Depuis 1945, la codétermination (Mitbestimmung) constitue l’un des piliers du modèle social allemand. Ce système basé sur la coopération a pour vocation de combiner une participation institutionnalisée des salariés aux décisions stratégiques à une recherche permanente de compromis entre capital et travail. Il s’articule à deux niveaux :
- La cogestion au niveau des établissements (Betriebsrat) permet une meilleure prise en compte des intérêts des salariés lorsqu’il s’agit de décisions ayant un impact direct ou indirect sur leurs conditions de travail ;
- La cogestion au niveau des conseils de surveillance (Aufsichtsrat) exerce un contrôle sur la gestion d’une entreprise orchestrée par la Direction.
Alors comment ce modèle unique a-t-il permis à l’Allemagne de traverser plusieurs crises économiques tout en maintenant sa compétitivité industrielle ? Et comment s’en inspirer ?
Un principe ancré dans l’histoire sociale allemande
Son succès repose sur une culture du dialogue social ancrée dans l’histoire politique allemande, des mécanismes légaux contraignants établis progressivement depuis la loi sur la constitution des entreprises en 1952, et une articulation efficace entre négociations collectives et stratégies d’entreprise.

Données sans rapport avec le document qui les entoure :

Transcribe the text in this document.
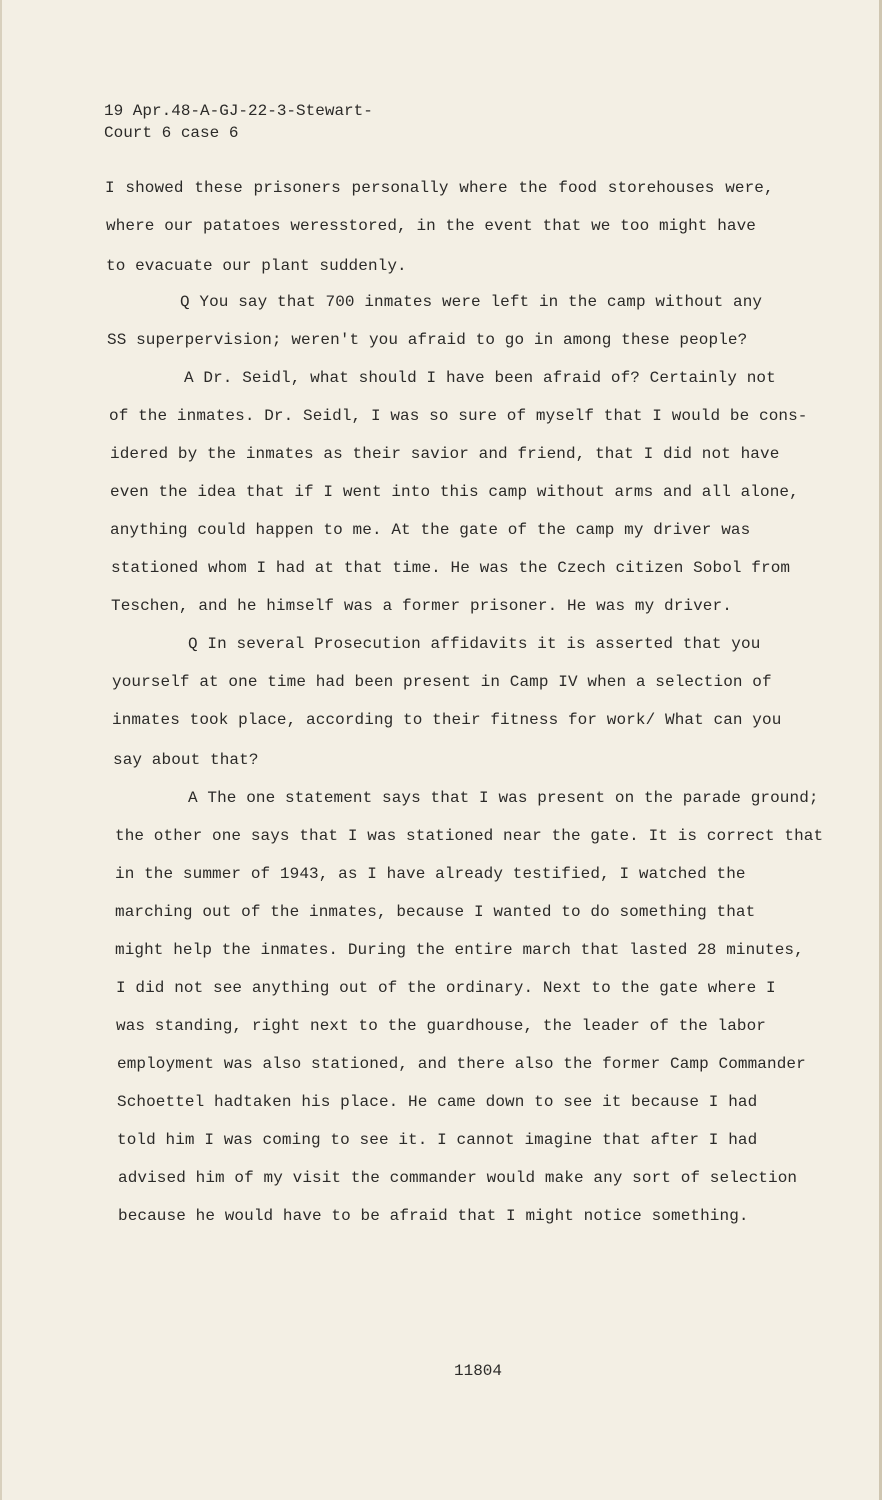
19 Apr.48-A-GJ-22-3-Stewart-
Court 6 case 6
I showed these prisoners personally where the food storehouses were,
where our patatoes weresstored, in the event that we too might have
to evacuate our plant suddenly.
Q You say that 700 inmates were left in the camp without any
SS superpervision; weren't you afraid to go in among these people?
A Dr. Seidl, what should I have been afraid of? Certainly not
of the inmates. Dr. Seidl, I was so sure of myself that I would be cons-
idered by the inmates as their savior and friend, that I did not have
even the idea that if I went into this camp without arms and all alone,
anything could happen to me. At the gate of the camp my driver was
stationed whom I had at that time. He was the Czech citizen Sobol from
Teschen, and he himself was a former prisoner. He was my driver.
Q In several Prosecution affidavits it is asserted that you
yourself at one time had been present in Camp IV when a selection of
inmates took place, according to their fitness for work/ What can you
say about that?
A The one statement says that I was present on the parade ground;
the other one says that I was stationed near the gate. It is correct that
in the summer of 1943, as I have already testified, I watched the
marching out of the inmates, because I wanted to do something that
might help the inmates. During the entire march that lasted 28 minutes,
I did not see anything out of the ordinary. Next to the gate where I
was standing, right next to the guardhouse, the leader of the labor
employment was also stationed, and there also the former Camp Commander
Schoettel hadtaken his place. He came down to see it because I had
told him I was coming to see it. I cannot imagine that after I had
advised him of my visit the commander would make any sort of selection
because he would have to be afraid that I might notice something.
11804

Comparé au système français symbolisé par une conflictualité plus marquée et une participation des salariés limitée aux consultations ponctuelles, le modèle allemand offre des pistes de réflexion pour concilier performance économique et performance sociale.
Un levier de coopération pour les transformations
Loin d’être un simple contre-pouvoir, le modèle de cogestion au niveau des établissements institue un « collectif d’entreprise » au sein duquel actionnaires et salariés évaluent solidairement les dirigeants chargés du destin commun de l’organisation. Le modèle de cogestion au niveau des établissements permet quant à lui une meilleure anticipation des changements, une meilleure gestion des restructurations ainsi qu’une meilleure association des travailleurs aux grandes orientations stratégiques. Et malgré les idées reçues, plusieurs études démontrent que le modèle allemand ne paralyse pas les organisations. Au contraire, il favorise l’implication des salariés, renforce la cohésion sociale et la stabilité organisationnelle, source d’efficacité générale.
Et en France ? Une perspective à explorer
En France, bien que le dialogue social soit institutionnalisé (comités sociaux et économiques, négociations obligatoires), les salariés jouent un rôle moins influant dans la gouvernance des entreprises. Les instances représentatives et leurs élus existent, mais ils restent souvent cantonnés à un rôle consultatif, tandis qu’en Allemagne, les salariés eux-mêmes exercent un droit de contrôle et de participation à la gestion ainsi qu’à l’organisation de l’entreprise.
Alors que les transformations du travail s’accélèrent et que la question de la démocratie en entreprise prend de l’ampleur, le modèle allemand interroge. La cogestion semble être un levier puissant pour associer les travailleurs aux décisions et garantir une meilleure acceptation des transformations. Si une transposition pure et paraît semble difficile, une inspiration pourrait être trouvée pour repenser la participation des salariés à la gouvernance, notamment dans les grandes entreprises. Et ainsi renforcer la coopération sociale et la résilience des entreprises face aux défis de demain.